In October 2022, 15 days of emergency work by Superior Construction and Ajax Paving made it possible for the causeway to reopen. On Sept. 8, 2023, phase 2 began under Superior Construction and The de Moya Group, with the priority of further shoring up the roadway and protecting the causeway from future storms, which will be the focus of the next year.

The scope of work, which Mazzoni says in a statement would normally take 18 or more months to complete, took 105 days. The project leaders attribute this speed to “phased design-build” which enables concurrent design and construction activities.
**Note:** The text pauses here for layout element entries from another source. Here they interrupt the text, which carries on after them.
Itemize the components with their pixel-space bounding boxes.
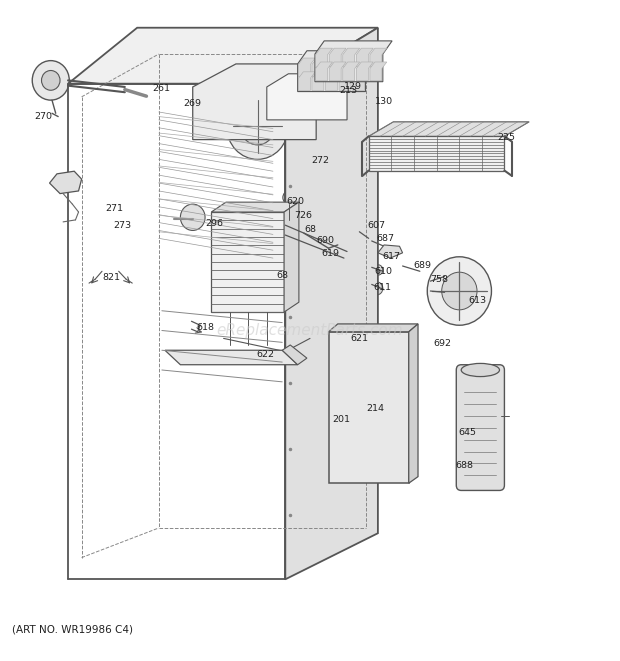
Text: 611: 611	[373, 283, 391, 292]
Circle shape	[283, 191, 295, 204]
Text: 613: 613	[468, 296, 486, 305]
FancyBboxPatch shape	[330, 434, 405, 444]
Polygon shape	[329, 332, 409, 483]
Text: 821: 821	[102, 274, 120, 282]
Circle shape	[32, 61, 69, 100]
Text: 296: 296	[205, 219, 223, 228]
Polygon shape	[329, 324, 418, 332]
Text: 68: 68	[304, 225, 316, 233]
Text: 607: 607	[368, 221, 386, 229]
Ellipse shape	[461, 364, 500, 377]
Polygon shape	[353, 72, 370, 91]
Circle shape	[180, 204, 205, 231]
FancyBboxPatch shape	[330, 419, 405, 430]
Text: 645: 645	[458, 428, 476, 437]
Polygon shape	[343, 48, 360, 67]
Text: 692: 692	[433, 338, 451, 348]
Text: 269: 269	[184, 99, 202, 108]
Text: 758: 758	[430, 275, 448, 284]
Circle shape	[241, 108, 275, 145]
Polygon shape	[369, 122, 529, 136]
Text: 273: 273	[113, 221, 132, 229]
Circle shape	[321, 247, 343, 270]
Polygon shape	[284, 202, 299, 312]
Text: 271: 271	[105, 204, 123, 214]
Polygon shape	[369, 136, 505, 171]
Polygon shape	[68, 28, 378, 84]
Text: 618: 618	[197, 323, 215, 332]
Circle shape	[227, 94, 288, 159]
Polygon shape	[370, 62, 387, 81]
Polygon shape	[356, 62, 373, 81]
Polygon shape	[329, 62, 346, 81]
Text: 688: 688	[455, 461, 473, 470]
Polygon shape	[211, 212, 284, 312]
Polygon shape	[329, 48, 346, 67]
FancyBboxPatch shape	[456, 365, 505, 490]
Polygon shape	[356, 48, 373, 67]
Polygon shape	[353, 58, 370, 77]
Text: 68: 68	[277, 272, 289, 280]
Polygon shape	[50, 171, 82, 194]
FancyBboxPatch shape	[330, 463, 405, 473]
Circle shape	[358, 229, 370, 243]
Text: 689: 689	[414, 262, 432, 270]
Text: 201: 201	[332, 415, 350, 424]
Polygon shape	[326, 58, 342, 77]
Polygon shape	[326, 72, 342, 91]
Polygon shape	[409, 324, 418, 483]
Text: 619: 619	[321, 249, 339, 258]
Circle shape	[373, 264, 383, 275]
Polygon shape	[267, 74, 372, 120]
Text: 610: 610	[375, 267, 393, 276]
Polygon shape	[312, 72, 329, 91]
Polygon shape	[339, 58, 356, 77]
Polygon shape	[312, 58, 329, 77]
Circle shape	[338, 364, 375, 403]
Circle shape	[371, 282, 383, 295]
Polygon shape	[298, 58, 315, 77]
Text: 622: 622	[256, 350, 274, 360]
Text: 620: 620	[286, 197, 304, 206]
Polygon shape	[285, 28, 378, 579]
Text: 726: 726	[294, 211, 312, 220]
Text: 225: 225	[497, 133, 515, 142]
Text: 130: 130	[375, 97, 393, 106]
Polygon shape	[316, 48, 332, 67]
Text: 690: 690	[316, 236, 334, 245]
Text: 272: 272	[311, 156, 329, 165]
FancyBboxPatch shape	[330, 405, 405, 415]
Circle shape	[427, 256, 492, 325]
Text: 687: 687	[376, 234, 394, 243]
Polygon shape	[343, 62, 360, 81]
Polygon shape	[298, 72, 315, 91]
Polygon shape	[165, 350, 298, 365]
Circle shape	[441, 272, 477, 310]
Text: (ART NO. WR19986 C4): (ART NO. WR19986 C4)	[12, 625, 133, 635]
Text: 270: 270	[34, 112, 52, 121]
Polygon shape	[316, 62, 332, 81]
Polygon shape	[211, 202, 299, 212]
Text: eReplacementParts.com: eReplacementParts.com	[216, 323, 404, 338]
Polygon shape	[193, 64, 366, 139]
Polygon shape	[298, 51, 375, 92]
Circle shape	[58, 174, 73, 190]
Text: 617: 617	[382, 253, 401, 261]
Text: 621: 621	[350, 334, 368, 343]
Polygon shape	[370, 48, 387, 67]
Polygon shape	[315, 41, 392, 82]
FancyBboxPatch shape	[330, 448, 405, 459]
Circle shape	[328, 324, 348, 345]
Text: 261: 261	[153, 84, 171, 93]
Polygon shape	[378, 245, 402, 258]
Polygon shape	[282, 345, 307, 365]
Text: 129: 129	[344, 83, 362, 91]
Circle shape	[290, 212, 300, 223]
Text: 213: 213	[340, 86, 358, 95]
Text: 214: 214	[367, 404, 385, 412]
Polygon shape	[339, 72, 356, 91]
Circle shape	[42, 71, 60, 91]
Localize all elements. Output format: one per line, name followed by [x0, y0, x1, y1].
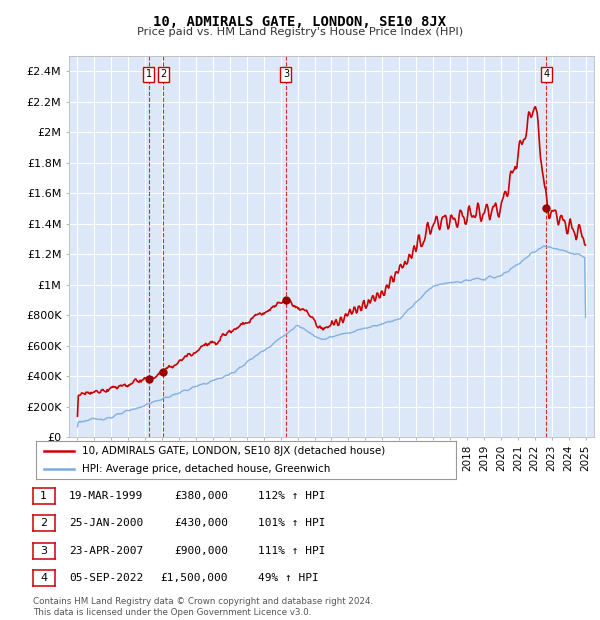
Text: 1: 1: [146, 69, 152, 79]
Text: HPI: Average price, detached house, Greenwich: HPI: Average price, detached house, Gree…: [82, 464, 331, 474]
Text: 3: 3: [40, 546, 47, 556]
Text: £380,000: £380,000: [174, 491, 228, 501]
Text: 49% ↑ HPI: 49% ↑ HPI: [258, 573, 319, 583]
Text: Contains HM Land Registry data © Crown copyright and database right 2024.
This d: Contains HM Land Registry data © Crown c…: [33, 598, 373, 617]
Text: 101% ↑ HPI: 101% ↑ HPI: [258, 518, 325, 528]
Text: 10, ADMIRALS GATE, LONDON, SE10 8JX (detached house): 10, ADMIRALS GATE, LONDON, SE10 8JX (det…: [82, 446, 385, 456]
Text: 05-SEP-2022: 05-SEP-2022: [69, 573, 143, 583]
Text: 25-JAN-2000: 25-JAN-2000: [69, 518, 143, 528]
Text: £900,000: £900,000: [174, 546, 228, 556]
Text: 19-MAR-1999: 19-MAR-1999: [69, 491, 143, 501]
Text: 4: 4: [543, 69, 550, 79]
Text: Price paid vs. HM Land Registry's House Price Index (HPI): Price paid vs. HM Land Registry's House …: [137, 27, 463, 37]
Text: 2: 2: [160, 69, 166, 79]
Text: £1,500,000: £1,500,000: [161, 573, 228, 583]
Text: 2: 2: [40, 518, 47, 528]
Text: 111% ↑ HPI: 111% ↑ HPI: [258, 546, 325, 556]
Text: 1: 1: [40, 491, 47, 501]
Text: 4: 4: [40, 573, 47, 583]
Text: 112% ↑ HPI: 112% ↑ HPI: [258, 491, 325, 501]
Text: 3: 3: [283, 69, 289, 79]
Text: 10, ADMIRALS GATE, LONDON, SE10 8JX: 10, ADMIRALS GATE, LONDON, SE10 8JX: [154, 16, 446, 30]
Text: £430,000: £430,000: [174, 518, 228, 528]
Text: 23-APR-2007: 23-APR-2007: [69, 546, 143, 556]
While the Superior-de Moya JV team was completing the emergency work in October 2022, they were already meeting with the Florida Dept. of Transportation (FDOT) to discuss design and construction for the next phase.

To complete the road rebuild, the Sanibel team demolished 35,000 sq yd of existing roadway asphalt and base, 2,270 linear ft of concrete barrier wall and 4,500 linear ft of concrete coping and five bridge approach slab areas, according to a statement. The roadway was also elevated 2 ft. 

The team is now focusing on work beyond the roadway shoulders, including resiliency measures, and the team says Lee County is working with FDOT to restore the island parks and reopen the nearby boat ramp.

FDOT has approved a design for resiliency measures including elevating the seawall 3 ft to protect the causeway from storm surges. On the ocean side, the seawall will be reinforced with layers of heavy armoring stone to provide scour protection and wave break.

The bridge approaches, some of which collapsed during the storm, will be reinforced with a deep foundation steel king pile wall system — in lieu of mechanically stabilized earth (MSE) walls — which allows water to escape through an underdrain system.

“Nearly all of the MSE wall systems failed on the Sanibel causeway,” say Hamrick and Mazzoni. “The various steel sheet pile wall systems are believed to prevent these same types of failures from occurring in the future.”

The causeway roadway will be protected with a buried steel sheet pile wall system which is capped with a concrete bulkhead and reinforced with a buried marine mattress and riprap stone. Sand was added on top to preserve the natural beach appearance.

The Sanibel resiliency features were designed based on data collected after Hurricane Ian hit the causeway. Each causeway varies in how it may react to a storm, say project leaders, which is why it’s critical to look at each on a case-by-case basis.

Hamrick and Mazzoni anticipate that despite the road elevation, water could still flow over the causeway in a storm comparable to Hurricane Ian. “But, due to all of these resiliency features, access won’t be cut off.”